Has the pump filter been cleaned?

What happens if you set to internal recirculation at the dip switch and 2-way valve?
I didn't open the siphon after I replaced the pump, I'll have to look how to do that, any suggestions. I did bleed the air out of the pump by running a pump test and opening and closing the drain on the bottom of the pump and the front of the pump many times. When I talked to the tech this was his suggestion as well. I'll try and bleed the air again and see if I can bleed the air out of the siohon as well.
How do you run a pump test? Is there an internal setting to force the pump to run?

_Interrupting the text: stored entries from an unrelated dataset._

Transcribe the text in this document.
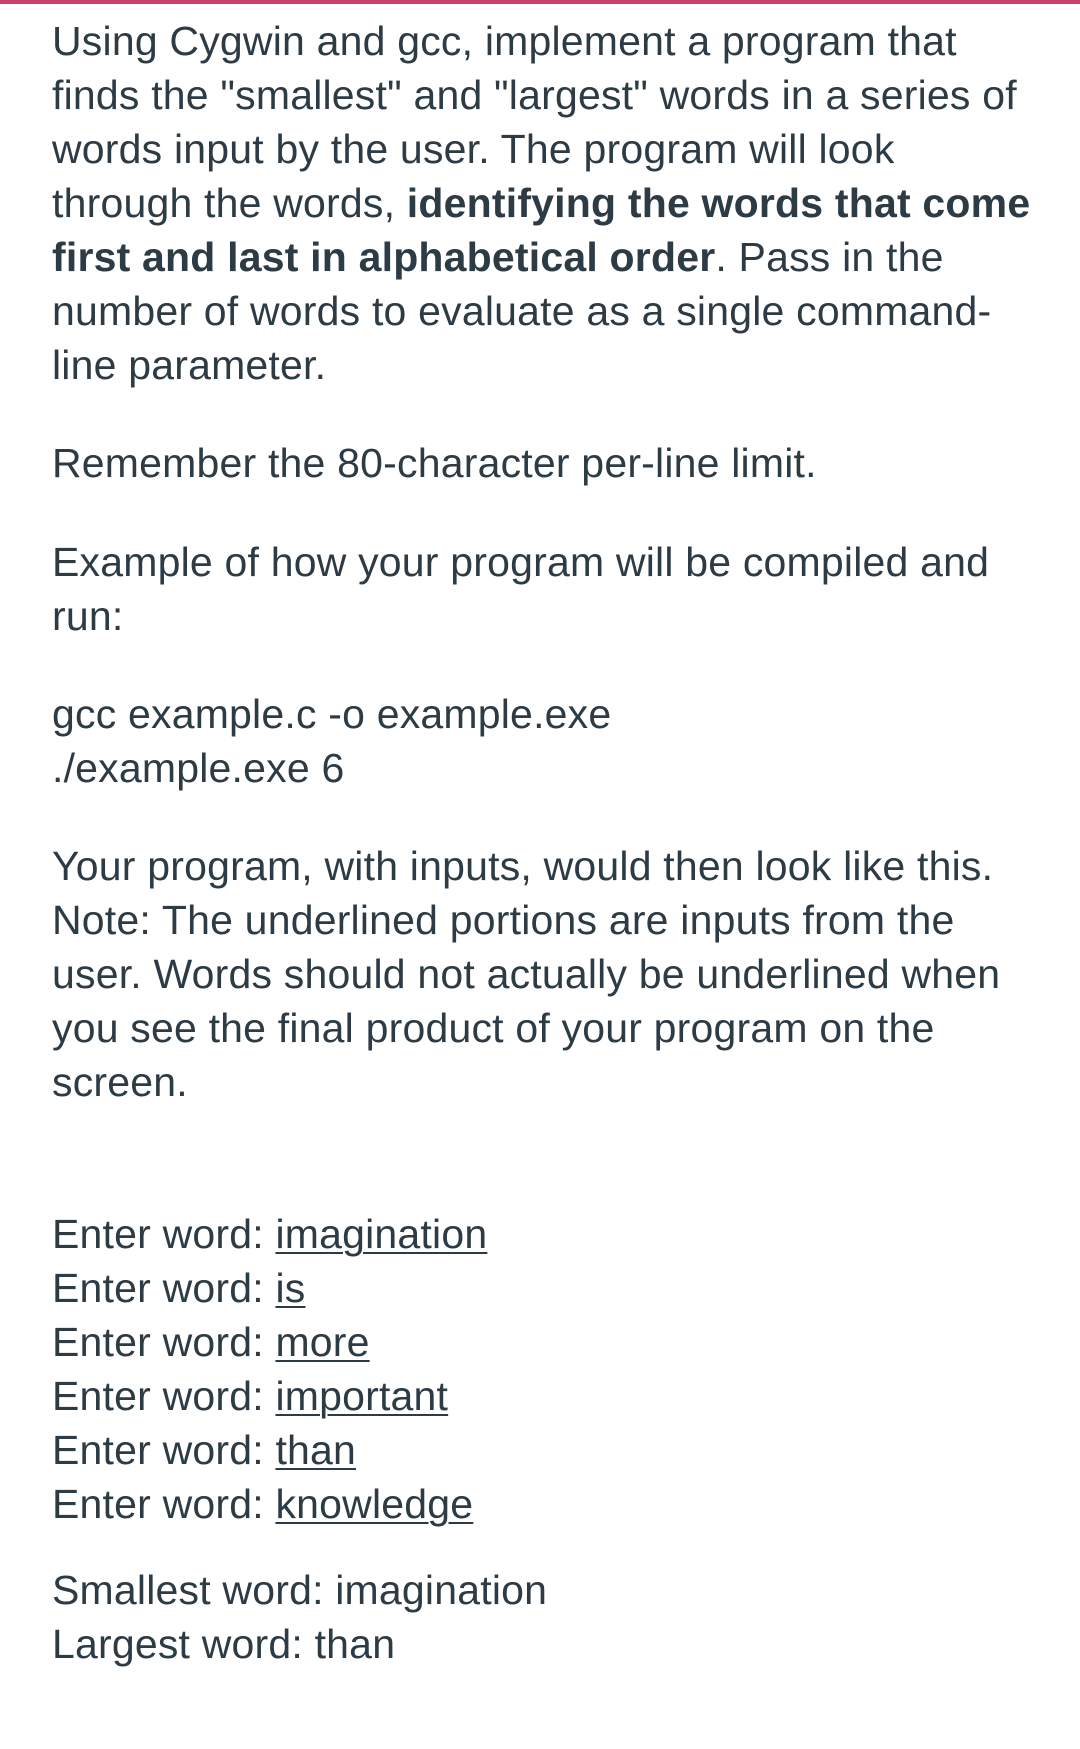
Using Cygwin and gcc, implement a program that finds the "smallest" and "largest" words in a series of words input by the user. The program will look through the words, identifying the words that come first and last in alphabetical order. Pass in the number of words to evaluate as a single command-line parameter.

Remember the 80-character per-line limit.

Example of how your program will be compiled and run:

gcc example.c -o example.exe
./example.exe 6

Your program, with inputs, would then look like this. Note: The underlined portions are inputs from the user. Words should not actually be underlined when you see the final product of your program on the screen.

Enter word: imagination
Enter word: is
Enter word: more
Enter word: important
Enter word: than
Enter word: knowledge

Smallest word: imagination
Largest word: than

My navian is having similar issues.
The hot water return pipe never gets warm so I think the pump may be broken. It has never worked for me since it was installed 3 years ago. The pump itself gets very hot to the touch, but I never heard any noises from it. Hot water takes around 3 minutes to reach my furtherest fixture.
I can't remember exactly but you have to hold down one of the two buttons above the reset button( the guy with wrench or i button), I think it is the guy with wrench. Then the letters TST will appear on screen, use plus/minus button to cycle till it says Pump. I think it is #2 after vent, so hit plus once to get there. Once you see pump, hit the i button and you should hear the pump cycle on for about 10 second then off. It will cycle a bunch of times ( I never counted, but It feels like 5 times) afterword it may give you an error code or the gpm of the unit. I would make sure your dip switches are set correctly and the Internal/external valve is set and then run pump test. The pump is about $150 to replace and is relatively easy. You can just replace the motor and leave plastic housing if it is in place which makes the replacement easier. Make sure to bleed the air out. Good luck.